|Abstract or Summary
- Successful conservation management requires an understanding of how species respond to intervention. Native and exotic species may respond differently to management interventions due to differences arising directly from their native or exotic origin (i.e., provenance) or from differences in life-history or phylogenetic lineage that are associated with provenance. Thus, selection of a successful management regime requires knowledge of the life history and provenance-bias in the local flora and an understanding of the interplay between species characteristics across existing environmental gradients in the landscape. In my thesis, I examine the Pacific Northwestern upland prairies where the exotic grass flora contains more annual species and species within the Aveneae and Poeae tribes than does the native grass flora, presenting an opportunity to examine how provenance, phylogeny, and life span can interact to determine species distributions along natural gradients of soil chemistry.

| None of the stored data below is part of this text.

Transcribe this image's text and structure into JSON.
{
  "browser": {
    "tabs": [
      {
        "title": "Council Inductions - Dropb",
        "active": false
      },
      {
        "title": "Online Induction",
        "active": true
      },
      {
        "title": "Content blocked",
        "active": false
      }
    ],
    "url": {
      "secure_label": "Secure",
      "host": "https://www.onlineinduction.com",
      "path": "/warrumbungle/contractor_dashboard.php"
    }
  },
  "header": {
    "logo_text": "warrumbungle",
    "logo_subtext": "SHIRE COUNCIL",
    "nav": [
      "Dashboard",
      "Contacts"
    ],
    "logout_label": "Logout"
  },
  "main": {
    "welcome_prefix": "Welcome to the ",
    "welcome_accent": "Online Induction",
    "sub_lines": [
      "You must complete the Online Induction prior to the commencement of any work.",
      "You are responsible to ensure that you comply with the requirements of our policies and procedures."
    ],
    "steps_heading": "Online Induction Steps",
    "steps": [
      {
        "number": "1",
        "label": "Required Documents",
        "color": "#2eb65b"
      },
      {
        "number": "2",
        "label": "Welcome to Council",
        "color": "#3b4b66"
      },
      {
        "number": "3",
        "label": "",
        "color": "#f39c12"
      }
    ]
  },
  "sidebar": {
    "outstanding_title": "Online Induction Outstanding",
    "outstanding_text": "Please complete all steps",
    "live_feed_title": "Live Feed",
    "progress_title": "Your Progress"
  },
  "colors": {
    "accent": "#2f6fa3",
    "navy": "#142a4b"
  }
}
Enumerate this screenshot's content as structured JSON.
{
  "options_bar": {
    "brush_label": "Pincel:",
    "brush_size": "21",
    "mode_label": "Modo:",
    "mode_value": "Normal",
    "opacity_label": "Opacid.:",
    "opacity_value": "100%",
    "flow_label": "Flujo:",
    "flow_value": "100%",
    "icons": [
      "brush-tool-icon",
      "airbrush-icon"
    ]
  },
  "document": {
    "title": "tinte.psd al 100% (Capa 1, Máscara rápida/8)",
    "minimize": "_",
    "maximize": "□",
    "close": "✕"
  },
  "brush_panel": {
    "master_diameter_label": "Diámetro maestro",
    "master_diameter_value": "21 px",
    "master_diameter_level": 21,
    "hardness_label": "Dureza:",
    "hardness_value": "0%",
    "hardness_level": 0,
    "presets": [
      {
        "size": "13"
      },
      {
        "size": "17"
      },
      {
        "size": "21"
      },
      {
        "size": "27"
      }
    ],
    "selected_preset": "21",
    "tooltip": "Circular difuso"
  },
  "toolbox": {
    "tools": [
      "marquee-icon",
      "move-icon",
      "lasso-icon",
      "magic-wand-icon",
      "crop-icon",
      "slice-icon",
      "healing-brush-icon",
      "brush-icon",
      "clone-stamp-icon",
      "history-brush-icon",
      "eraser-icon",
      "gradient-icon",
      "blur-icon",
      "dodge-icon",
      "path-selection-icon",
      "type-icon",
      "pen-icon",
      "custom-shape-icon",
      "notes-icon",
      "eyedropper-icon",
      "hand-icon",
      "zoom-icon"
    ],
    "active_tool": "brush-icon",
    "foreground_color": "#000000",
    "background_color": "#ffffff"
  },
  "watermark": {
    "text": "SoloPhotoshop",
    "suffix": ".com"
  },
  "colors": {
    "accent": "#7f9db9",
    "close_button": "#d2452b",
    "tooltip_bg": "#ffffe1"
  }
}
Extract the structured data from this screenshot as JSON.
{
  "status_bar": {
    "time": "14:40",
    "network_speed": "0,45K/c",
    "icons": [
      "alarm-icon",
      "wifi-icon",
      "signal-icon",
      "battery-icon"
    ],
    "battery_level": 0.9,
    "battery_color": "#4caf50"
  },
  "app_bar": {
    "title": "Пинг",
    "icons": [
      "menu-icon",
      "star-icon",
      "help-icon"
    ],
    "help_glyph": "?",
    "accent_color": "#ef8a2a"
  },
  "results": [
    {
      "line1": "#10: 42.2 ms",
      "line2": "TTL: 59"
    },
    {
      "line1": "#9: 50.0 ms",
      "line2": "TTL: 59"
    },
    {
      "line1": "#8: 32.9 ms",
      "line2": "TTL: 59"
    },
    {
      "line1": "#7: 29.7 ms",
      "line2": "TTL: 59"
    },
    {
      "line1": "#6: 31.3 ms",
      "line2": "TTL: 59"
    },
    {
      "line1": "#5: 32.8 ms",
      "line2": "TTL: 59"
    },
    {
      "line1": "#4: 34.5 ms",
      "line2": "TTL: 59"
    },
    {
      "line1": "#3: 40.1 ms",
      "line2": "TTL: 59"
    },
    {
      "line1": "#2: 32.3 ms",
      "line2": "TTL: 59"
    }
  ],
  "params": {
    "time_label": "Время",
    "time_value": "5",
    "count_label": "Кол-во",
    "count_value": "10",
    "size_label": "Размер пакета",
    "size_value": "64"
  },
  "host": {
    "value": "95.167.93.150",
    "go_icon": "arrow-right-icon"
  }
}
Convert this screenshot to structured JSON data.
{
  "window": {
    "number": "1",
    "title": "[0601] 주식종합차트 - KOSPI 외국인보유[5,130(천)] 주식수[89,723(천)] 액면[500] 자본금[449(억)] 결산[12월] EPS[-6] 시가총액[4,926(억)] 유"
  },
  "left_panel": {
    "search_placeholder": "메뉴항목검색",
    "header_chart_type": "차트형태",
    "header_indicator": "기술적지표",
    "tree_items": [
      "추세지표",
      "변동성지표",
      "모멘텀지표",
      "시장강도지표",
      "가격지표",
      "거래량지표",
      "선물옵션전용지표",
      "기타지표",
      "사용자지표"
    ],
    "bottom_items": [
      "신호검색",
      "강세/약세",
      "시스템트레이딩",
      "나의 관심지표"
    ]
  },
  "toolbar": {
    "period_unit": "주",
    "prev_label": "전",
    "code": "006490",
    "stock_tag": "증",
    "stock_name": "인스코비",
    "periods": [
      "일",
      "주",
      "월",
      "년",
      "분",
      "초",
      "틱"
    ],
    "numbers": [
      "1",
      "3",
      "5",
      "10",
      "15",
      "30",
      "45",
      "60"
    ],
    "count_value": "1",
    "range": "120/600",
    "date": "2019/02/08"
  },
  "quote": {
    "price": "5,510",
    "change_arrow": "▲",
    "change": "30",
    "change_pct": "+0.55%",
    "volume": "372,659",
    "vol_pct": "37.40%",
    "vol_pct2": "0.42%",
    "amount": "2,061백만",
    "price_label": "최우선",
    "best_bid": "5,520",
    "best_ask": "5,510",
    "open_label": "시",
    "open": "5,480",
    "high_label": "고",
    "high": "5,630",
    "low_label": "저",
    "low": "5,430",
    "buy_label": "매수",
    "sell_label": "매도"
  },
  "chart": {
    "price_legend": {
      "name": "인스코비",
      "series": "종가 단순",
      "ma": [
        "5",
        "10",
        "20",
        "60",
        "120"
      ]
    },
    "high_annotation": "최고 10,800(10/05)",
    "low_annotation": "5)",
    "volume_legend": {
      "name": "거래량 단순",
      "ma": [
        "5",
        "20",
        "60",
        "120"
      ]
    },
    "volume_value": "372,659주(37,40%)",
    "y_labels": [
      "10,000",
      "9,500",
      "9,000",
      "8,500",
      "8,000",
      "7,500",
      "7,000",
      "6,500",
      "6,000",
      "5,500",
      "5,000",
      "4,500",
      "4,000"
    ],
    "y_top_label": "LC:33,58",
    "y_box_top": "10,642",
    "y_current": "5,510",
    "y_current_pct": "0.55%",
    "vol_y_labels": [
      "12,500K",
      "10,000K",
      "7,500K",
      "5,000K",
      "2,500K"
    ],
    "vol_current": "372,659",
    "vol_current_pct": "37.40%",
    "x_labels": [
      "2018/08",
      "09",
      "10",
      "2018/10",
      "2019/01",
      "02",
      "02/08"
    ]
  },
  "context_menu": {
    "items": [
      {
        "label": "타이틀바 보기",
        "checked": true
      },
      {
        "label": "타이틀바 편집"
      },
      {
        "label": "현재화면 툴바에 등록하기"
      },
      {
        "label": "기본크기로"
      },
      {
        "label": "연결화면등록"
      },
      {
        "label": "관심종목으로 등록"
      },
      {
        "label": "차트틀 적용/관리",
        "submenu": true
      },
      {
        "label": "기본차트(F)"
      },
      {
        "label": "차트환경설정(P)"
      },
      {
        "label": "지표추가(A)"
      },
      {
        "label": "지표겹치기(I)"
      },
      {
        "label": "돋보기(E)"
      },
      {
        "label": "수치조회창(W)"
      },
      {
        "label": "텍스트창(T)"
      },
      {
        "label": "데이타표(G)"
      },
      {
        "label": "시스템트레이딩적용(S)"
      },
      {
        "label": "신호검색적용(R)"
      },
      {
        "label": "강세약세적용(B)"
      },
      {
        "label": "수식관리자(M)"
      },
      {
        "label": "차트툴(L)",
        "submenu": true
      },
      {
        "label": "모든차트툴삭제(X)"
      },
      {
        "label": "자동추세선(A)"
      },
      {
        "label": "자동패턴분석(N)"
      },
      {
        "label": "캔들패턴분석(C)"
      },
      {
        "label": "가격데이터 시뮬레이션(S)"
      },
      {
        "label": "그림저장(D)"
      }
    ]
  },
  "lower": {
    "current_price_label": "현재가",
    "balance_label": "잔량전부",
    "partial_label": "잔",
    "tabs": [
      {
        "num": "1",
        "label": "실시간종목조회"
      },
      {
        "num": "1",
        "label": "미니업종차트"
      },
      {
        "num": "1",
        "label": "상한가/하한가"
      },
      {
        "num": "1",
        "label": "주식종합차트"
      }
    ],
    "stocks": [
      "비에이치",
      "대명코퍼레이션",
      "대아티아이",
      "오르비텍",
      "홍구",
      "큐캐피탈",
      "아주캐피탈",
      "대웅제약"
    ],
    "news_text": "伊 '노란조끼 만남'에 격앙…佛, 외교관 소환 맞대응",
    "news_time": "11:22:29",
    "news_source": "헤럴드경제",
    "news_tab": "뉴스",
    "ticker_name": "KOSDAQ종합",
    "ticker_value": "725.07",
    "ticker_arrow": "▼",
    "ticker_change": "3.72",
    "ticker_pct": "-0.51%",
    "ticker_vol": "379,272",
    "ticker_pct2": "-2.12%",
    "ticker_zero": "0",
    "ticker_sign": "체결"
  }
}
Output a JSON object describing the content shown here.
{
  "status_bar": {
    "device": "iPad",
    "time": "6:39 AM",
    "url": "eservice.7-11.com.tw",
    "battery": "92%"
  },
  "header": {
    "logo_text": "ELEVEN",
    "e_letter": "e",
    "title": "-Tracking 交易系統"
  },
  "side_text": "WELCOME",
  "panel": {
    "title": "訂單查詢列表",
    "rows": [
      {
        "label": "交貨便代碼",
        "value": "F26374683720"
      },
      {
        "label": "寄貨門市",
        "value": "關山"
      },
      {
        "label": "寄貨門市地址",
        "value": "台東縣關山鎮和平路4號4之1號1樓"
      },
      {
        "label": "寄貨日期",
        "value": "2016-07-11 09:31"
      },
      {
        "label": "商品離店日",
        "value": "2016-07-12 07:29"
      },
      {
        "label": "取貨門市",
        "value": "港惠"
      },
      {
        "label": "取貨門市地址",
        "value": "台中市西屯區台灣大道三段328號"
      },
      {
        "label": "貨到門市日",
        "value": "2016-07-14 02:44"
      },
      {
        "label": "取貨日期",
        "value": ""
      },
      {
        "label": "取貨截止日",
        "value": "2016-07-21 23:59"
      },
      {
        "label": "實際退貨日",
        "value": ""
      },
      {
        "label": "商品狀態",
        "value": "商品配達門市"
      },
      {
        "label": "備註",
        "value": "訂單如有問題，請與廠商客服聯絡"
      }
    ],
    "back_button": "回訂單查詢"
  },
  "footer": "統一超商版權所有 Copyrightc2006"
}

I analyze data collected in 2005 and 2006 in ten upland prairie sites from southern British Columbia, Canada to the central Willamette Valley in Oregon, USA for grass species abundance and soil chemistry. I then test the co-structure between grass species characteristics (provenance, phylogeny, and lifespan), patterns of abundance, and underlying soil chemistry. I find that while soil chemistry exerts strong control over community composition, community differences among sites were unrelated to provenance, life span, or phylogenetic grouping.
I performed a greenhouse fertilization study to examine more carefully the biomass and root-to-shoot ratio response of common grass species to nitrogen and phosphorous supply. In this more controlled setting, nitrogen and planting density had the strongest effects on individual plant biomass. As with the field data, species responses to nutrient additions did not vary as a function of provenance, lifespan, or phylogeny.
Thus manipulations of nutrient supplies may have predictable effects on single target species but are unlikely to alter the overall balance between native and exotic species. These results from my thesis work can guide future grassland restoration and management planning.